Четыре тома. СПб. 1847.

Марлинский во многих отношениях лицо замечательное в нашей литературе. Немногие писатели имели такой обширный круг читателей, пользовались такою повсеместною, громкою известностью, как Марлинский. Появление новой повести, статьи его в журнале было всегда важным литературным событием, приводило в движение всех охотников до чтения. Марлинский обратил на себя общее внимание с первого своего появления на литературное поприще. С тех пор литературная известность его росла с чудовищною быстротою. Наконец генияльность его была признана всеми единодушно и безусловно. Могли сомневаться в Пушкине, находить в нем недостатки, даже оспоривать его самостоятельность и великое значение для русской литературы; насчет Марлинского такой скептицизм казался невозможным. Он имел большое влияние на литературу, породил целую школу, которая еще больше возвышала его достоинство, потому что переняла и довела до крайности одни его недостатки. И вдруг эта огромная слава пала в короткое время, во всем своем блеске, во всей своей силе... Так иногда умирает внезапно человек крепкий, цветущий здоровьем и силою... Мнение публики вдруг разделилось на две крайние стороны: одни никак не могли расстаться с прежним понятием о Маряинском, другие уже видели в нем только блестящего фразера, бездарность, ловко подделавшуюся под талант. Теперь уже и не спорят о Маряинском, никто на него не нападает, никто его не защищает; в спорах за новую литературу поборники старого не ссылаются на Марлинского, не хвалят его; он как будто вовсе забыт. Он пролетел в литературе ярким метеором, который на минуту ослепил всем глаза и — исчез без следа...

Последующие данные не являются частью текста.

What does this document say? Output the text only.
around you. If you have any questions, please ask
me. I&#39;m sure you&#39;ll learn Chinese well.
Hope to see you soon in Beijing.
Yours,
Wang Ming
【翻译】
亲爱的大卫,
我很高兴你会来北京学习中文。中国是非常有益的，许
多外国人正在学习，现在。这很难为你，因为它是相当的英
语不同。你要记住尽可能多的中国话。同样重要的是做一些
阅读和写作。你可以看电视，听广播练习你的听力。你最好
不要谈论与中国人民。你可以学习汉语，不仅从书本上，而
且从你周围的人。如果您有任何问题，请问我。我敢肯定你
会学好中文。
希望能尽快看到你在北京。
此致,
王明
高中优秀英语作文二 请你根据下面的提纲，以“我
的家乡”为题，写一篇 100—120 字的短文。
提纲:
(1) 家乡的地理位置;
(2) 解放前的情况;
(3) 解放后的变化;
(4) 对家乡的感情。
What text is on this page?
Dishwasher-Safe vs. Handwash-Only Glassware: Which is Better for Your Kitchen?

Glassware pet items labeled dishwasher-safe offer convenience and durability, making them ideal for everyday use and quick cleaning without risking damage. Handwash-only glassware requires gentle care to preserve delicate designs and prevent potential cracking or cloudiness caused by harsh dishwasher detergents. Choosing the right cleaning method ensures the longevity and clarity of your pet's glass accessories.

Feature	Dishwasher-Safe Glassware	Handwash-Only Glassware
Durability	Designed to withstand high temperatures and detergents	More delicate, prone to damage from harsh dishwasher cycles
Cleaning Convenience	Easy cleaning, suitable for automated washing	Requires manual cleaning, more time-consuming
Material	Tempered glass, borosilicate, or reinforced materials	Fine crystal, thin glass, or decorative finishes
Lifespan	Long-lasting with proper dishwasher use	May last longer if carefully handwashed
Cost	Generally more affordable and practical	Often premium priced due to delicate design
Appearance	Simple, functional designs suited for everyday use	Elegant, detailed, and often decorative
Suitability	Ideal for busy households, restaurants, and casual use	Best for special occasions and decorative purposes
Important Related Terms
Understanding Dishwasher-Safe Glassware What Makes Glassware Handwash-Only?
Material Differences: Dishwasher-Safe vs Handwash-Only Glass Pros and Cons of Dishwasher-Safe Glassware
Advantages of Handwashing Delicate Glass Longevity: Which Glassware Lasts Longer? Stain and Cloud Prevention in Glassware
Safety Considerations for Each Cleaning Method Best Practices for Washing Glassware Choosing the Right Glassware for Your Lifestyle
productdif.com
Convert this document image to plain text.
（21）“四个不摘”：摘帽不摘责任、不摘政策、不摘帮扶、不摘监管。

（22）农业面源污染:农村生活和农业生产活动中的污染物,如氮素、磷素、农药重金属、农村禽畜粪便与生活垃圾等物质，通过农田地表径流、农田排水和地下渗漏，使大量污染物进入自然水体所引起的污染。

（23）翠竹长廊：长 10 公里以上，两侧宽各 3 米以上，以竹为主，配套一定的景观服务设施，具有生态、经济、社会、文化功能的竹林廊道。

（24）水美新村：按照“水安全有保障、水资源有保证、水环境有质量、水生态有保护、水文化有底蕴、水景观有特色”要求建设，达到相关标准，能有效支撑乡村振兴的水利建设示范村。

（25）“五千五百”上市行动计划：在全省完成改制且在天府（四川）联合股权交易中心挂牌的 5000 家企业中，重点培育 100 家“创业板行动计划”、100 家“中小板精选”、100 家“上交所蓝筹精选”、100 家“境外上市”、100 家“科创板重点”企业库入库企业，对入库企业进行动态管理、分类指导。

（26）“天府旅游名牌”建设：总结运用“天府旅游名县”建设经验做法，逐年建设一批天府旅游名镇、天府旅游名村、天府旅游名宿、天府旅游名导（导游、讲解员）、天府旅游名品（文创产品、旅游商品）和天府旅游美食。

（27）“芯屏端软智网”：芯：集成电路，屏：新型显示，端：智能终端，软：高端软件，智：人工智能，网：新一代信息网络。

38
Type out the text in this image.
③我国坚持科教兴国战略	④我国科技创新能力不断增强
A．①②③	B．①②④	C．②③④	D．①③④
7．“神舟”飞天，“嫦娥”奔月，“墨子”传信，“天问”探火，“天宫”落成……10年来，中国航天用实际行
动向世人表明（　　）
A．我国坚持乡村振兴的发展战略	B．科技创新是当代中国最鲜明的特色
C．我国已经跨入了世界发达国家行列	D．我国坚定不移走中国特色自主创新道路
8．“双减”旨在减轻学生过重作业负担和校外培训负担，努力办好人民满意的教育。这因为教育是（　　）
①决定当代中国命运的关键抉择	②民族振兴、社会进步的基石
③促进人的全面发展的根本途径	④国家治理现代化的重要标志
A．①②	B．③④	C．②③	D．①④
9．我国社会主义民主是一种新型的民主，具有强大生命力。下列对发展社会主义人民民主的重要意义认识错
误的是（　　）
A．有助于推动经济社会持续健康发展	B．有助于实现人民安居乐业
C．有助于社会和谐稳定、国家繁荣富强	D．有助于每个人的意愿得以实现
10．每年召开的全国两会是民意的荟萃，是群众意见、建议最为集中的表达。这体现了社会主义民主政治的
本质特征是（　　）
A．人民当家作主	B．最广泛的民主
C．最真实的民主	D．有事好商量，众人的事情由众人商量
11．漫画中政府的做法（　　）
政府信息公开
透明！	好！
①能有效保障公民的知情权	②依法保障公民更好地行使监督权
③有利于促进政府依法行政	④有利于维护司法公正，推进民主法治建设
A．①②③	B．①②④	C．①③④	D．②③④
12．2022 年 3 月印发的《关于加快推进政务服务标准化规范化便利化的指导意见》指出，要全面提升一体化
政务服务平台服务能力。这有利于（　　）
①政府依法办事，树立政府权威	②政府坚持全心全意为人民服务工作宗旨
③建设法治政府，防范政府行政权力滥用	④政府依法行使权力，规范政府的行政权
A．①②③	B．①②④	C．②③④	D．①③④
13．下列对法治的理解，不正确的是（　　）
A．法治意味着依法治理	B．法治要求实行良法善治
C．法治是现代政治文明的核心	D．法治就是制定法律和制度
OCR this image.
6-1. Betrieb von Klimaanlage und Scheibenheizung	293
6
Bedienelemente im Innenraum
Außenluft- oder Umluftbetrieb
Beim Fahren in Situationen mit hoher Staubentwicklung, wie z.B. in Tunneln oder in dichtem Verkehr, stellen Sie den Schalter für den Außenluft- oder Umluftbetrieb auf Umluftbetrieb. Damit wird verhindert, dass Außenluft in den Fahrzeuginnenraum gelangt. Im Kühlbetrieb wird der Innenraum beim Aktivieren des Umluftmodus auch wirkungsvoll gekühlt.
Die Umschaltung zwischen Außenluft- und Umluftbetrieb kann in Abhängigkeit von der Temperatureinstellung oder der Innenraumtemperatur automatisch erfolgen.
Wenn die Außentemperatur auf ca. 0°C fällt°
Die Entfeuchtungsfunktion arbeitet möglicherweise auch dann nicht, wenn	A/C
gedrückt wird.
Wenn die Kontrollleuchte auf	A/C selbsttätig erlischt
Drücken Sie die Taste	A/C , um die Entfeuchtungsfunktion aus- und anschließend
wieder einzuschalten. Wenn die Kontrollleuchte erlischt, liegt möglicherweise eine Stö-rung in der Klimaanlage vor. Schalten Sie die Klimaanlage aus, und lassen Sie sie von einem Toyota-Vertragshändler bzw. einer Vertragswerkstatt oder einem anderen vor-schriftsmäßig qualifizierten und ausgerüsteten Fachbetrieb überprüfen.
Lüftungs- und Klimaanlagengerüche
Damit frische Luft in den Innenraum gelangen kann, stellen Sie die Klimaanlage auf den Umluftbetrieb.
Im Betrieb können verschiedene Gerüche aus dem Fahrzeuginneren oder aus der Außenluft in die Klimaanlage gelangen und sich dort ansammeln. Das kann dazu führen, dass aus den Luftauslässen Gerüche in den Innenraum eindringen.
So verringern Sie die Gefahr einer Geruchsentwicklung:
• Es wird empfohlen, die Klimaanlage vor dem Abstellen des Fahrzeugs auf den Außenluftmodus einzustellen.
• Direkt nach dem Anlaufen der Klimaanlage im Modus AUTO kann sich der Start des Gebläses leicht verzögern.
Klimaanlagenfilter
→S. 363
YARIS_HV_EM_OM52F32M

И однако ж Марлинский был писатель не только с талантом, но и с замечательным талантом, не чуждым даже оригинальности и силы. Блестящий ум, многосторонняя образованность, знакомство с наукою еще более возвышали этот талант. Но человек — машина многосложная, в которой каждая сторона имеет влияние на другую, усиливая или ослабляя ее. Страсть к блеску, к эффекту была ахиллесовскою пяткою натуры Марлинского, лишила его талант развития, способности идти вперед и наложила на него характер легкости и хрупкости. Это был один из тех людей, которые не бросятся в опасность, но обойдут ее, если можно рисковать погибнуть не на глазах удивляющейся толпы, и, напротив, готовы искать опасности, создать ее себе, смело броситься, впереди всех, на явную и неизбежную гибель, когда они знают, что на них смотрят, что будет кому удивляться им, рассказывать о их подвиге... Это отражается в каждой строке, написанной Марлинским. Сущность предмета, его глубина, его истина никогда не занимают его; он весь во внешней его стороне, которая бросается в глаза. Треск и блеск — это были его вдохновители, и он был их искренним певцом. Поразить с яркостию молнии, увлечь с быстротою потока, не дать читателю опомниться, вдуматься: вот его любимая манера. Он действует на читателя, как черкесский наездник: настигает и схватывает его прежде, чем тот поймет, в чем дело и что с ним случилось. Марлинский любил рисовать преимущественно ту сторону страстей и чувств человеческих, которая знакома большинству, которая всем равно бросается в глаза.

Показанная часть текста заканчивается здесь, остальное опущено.